I think he's allergic to maple syrup or, perhaps, has OAS to that. He outgrew a dairy allergy around age three. Despite eating yogurt daily for almost two years he was negative on skin prick and RAST and hasn't shown any issues with it in rotation either.

I started the rotation diet to try to identify what foods might be causing GI issues (beyond the tree nuts and sesame which, at cross contamination levels, were solely causing GI stuff). He was healthy when we removed those and then wasn't. I figure it was something I added to his diet when we lost so much due to cross contamination so we did a rotation.

I finally figured it out--it was cinnamon. He had been spt positive (and would get hives w/ingestion) to cinnamon before but the was negative on a recent skin prick so we reintroduced. If this is an allergy he re-sensitized on the rotation diet (once every four days). Alternatively, it could be an intolerance--I never saw a skin reaction to it.

He's had no GI issues for a month. GI (diarrhea, reflux, pain) was all I was seeing and only on the day of cinnamon or, in the case of the reflux, sometimes the next day as well.
post #2 of 4
Just as a reminder, most of the allergies are IgE, right?

So the cinnamon and the tree nut & sesame x-con match up to the GI issues? And you've made the GI issues go away for a month by making those changes.

Then yeah, I'd ditch the 4-day rotation. Those seem really hard to maintain long term (still in awe of you Kathy, still in awe). My best guess (and you know that none of our food issues has been IgE, so that's my perspective) is that you had a question, you've found answers, it seems, and to me, I'd think that any potential risk, which seems pretty small, is outweighed by the reduced stress. It really sounds like you've solved the problem; the rotation was a useful tool for a time, but now its' work is done.

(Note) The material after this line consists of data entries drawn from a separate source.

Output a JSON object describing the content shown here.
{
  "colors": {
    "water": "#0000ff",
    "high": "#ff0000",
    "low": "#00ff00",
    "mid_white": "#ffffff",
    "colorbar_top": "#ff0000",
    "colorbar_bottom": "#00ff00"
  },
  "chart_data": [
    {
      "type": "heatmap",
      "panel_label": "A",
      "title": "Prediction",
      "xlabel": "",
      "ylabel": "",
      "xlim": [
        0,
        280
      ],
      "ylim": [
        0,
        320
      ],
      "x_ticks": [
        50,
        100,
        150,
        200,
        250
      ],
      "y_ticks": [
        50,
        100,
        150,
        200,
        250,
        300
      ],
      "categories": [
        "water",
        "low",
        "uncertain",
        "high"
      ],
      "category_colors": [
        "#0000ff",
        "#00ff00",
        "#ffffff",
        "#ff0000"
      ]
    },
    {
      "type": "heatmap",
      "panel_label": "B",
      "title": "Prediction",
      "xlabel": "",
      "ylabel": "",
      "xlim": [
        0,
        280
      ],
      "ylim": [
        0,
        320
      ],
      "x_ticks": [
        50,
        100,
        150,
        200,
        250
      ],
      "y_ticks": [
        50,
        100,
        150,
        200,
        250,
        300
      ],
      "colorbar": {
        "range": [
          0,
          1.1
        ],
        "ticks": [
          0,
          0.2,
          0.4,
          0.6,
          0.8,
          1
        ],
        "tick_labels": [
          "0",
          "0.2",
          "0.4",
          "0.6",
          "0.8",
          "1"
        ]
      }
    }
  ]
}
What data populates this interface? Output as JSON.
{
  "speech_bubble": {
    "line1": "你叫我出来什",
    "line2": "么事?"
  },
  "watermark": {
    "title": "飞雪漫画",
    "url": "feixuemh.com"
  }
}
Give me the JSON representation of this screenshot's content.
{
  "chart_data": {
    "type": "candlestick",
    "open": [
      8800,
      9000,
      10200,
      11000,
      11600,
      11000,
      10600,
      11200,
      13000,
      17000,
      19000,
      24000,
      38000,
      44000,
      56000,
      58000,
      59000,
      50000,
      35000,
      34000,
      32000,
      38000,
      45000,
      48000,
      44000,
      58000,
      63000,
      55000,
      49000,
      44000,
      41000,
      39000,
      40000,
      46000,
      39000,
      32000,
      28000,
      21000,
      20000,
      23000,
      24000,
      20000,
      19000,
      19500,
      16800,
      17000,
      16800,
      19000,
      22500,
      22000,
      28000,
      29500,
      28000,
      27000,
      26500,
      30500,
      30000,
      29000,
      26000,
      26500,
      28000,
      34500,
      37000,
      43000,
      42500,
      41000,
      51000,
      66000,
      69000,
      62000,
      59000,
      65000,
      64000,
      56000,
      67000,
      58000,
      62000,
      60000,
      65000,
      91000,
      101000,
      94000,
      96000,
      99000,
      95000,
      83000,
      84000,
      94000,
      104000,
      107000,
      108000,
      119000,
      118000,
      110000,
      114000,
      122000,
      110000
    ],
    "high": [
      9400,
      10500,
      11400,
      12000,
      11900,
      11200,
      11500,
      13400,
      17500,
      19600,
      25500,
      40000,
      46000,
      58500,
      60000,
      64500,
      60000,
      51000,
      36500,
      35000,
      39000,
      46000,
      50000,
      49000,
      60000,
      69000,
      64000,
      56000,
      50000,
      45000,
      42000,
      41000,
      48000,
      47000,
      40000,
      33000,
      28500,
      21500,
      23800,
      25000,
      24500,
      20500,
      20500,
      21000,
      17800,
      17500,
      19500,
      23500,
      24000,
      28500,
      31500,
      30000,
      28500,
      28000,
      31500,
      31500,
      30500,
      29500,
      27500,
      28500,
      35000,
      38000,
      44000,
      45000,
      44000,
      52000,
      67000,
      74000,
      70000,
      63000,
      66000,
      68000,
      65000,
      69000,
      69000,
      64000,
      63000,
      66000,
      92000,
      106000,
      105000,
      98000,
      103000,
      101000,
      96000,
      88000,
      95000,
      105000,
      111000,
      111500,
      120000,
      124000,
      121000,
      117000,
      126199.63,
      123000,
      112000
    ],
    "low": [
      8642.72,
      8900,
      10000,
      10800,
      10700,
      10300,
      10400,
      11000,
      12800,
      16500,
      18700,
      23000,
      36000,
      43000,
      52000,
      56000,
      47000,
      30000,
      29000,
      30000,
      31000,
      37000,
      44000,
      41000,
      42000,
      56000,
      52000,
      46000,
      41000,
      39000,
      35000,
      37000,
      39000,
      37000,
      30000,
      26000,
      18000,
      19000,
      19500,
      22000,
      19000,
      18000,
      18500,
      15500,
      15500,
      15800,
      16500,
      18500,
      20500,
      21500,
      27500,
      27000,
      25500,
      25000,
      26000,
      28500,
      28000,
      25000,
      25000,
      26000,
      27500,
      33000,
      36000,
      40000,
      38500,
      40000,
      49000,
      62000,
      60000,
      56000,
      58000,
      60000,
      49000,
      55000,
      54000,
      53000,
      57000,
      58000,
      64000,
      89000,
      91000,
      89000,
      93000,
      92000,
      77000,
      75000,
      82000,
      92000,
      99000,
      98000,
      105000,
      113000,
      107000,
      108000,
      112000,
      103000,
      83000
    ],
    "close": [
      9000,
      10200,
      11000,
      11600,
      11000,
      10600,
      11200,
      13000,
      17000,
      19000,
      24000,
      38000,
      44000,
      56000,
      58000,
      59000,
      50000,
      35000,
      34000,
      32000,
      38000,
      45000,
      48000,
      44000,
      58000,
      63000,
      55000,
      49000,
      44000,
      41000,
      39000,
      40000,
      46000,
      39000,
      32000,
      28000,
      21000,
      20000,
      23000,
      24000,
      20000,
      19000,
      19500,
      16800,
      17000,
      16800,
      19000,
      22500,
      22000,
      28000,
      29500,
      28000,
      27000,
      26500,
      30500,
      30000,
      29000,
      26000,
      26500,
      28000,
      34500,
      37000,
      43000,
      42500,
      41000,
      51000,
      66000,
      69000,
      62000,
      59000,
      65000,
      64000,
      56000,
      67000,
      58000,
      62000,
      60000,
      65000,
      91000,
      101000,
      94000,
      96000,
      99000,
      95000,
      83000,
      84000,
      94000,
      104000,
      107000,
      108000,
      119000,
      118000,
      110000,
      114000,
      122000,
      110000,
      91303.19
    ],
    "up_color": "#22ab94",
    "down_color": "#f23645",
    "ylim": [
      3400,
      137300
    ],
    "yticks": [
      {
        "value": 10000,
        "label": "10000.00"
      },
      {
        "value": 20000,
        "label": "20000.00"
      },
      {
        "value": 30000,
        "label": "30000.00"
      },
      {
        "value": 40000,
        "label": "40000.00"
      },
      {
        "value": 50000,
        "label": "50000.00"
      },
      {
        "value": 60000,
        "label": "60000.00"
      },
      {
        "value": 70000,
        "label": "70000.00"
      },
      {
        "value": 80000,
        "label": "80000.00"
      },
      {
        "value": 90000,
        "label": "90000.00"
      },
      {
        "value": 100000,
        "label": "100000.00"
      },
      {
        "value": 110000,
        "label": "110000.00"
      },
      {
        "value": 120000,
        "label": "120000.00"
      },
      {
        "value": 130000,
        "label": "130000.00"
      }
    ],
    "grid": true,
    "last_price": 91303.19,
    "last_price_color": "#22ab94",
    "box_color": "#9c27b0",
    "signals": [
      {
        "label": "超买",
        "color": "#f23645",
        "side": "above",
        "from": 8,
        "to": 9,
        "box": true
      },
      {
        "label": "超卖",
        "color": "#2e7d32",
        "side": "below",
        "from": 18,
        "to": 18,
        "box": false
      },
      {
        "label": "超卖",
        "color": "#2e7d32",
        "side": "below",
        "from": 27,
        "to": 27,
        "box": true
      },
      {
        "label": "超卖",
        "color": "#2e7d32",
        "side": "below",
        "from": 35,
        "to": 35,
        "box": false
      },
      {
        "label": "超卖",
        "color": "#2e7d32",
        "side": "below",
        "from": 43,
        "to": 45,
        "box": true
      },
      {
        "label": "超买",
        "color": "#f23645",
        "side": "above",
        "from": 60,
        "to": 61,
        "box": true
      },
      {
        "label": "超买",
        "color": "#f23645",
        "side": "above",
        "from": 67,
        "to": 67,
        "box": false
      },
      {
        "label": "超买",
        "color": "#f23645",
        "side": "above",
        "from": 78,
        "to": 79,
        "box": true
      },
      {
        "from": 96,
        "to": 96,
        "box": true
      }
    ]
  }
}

How do you feel about it? It sounds like you're just wanting to make sure that there's nothing you're overlooking, make sure you've done your due diligence. It sounds like you have.
post #3 of 4
I agree with Tanya, I think you've thoroughly thought this through. There's no 100% guaranteed right answer, but I think there's some big upsides to moving off the rotation diet at this point, and not a lot of evidence it's prevented sensitization. If it were me, I'd be looking to make my life easier - stay vigilant, but with all the food limitations you have, it's still going to feel a lot freer to be able to have any safe food on any day!
post #4 of 4
For us, almost 2 years out, we rotate anything that was mild or moderate that the kids got back. Anything that was safe gets free rein. But ours were intolerances, not allergies. I've just found for us, that if we forget to rotate on the previously mild ones, we lose them, which isn't fun.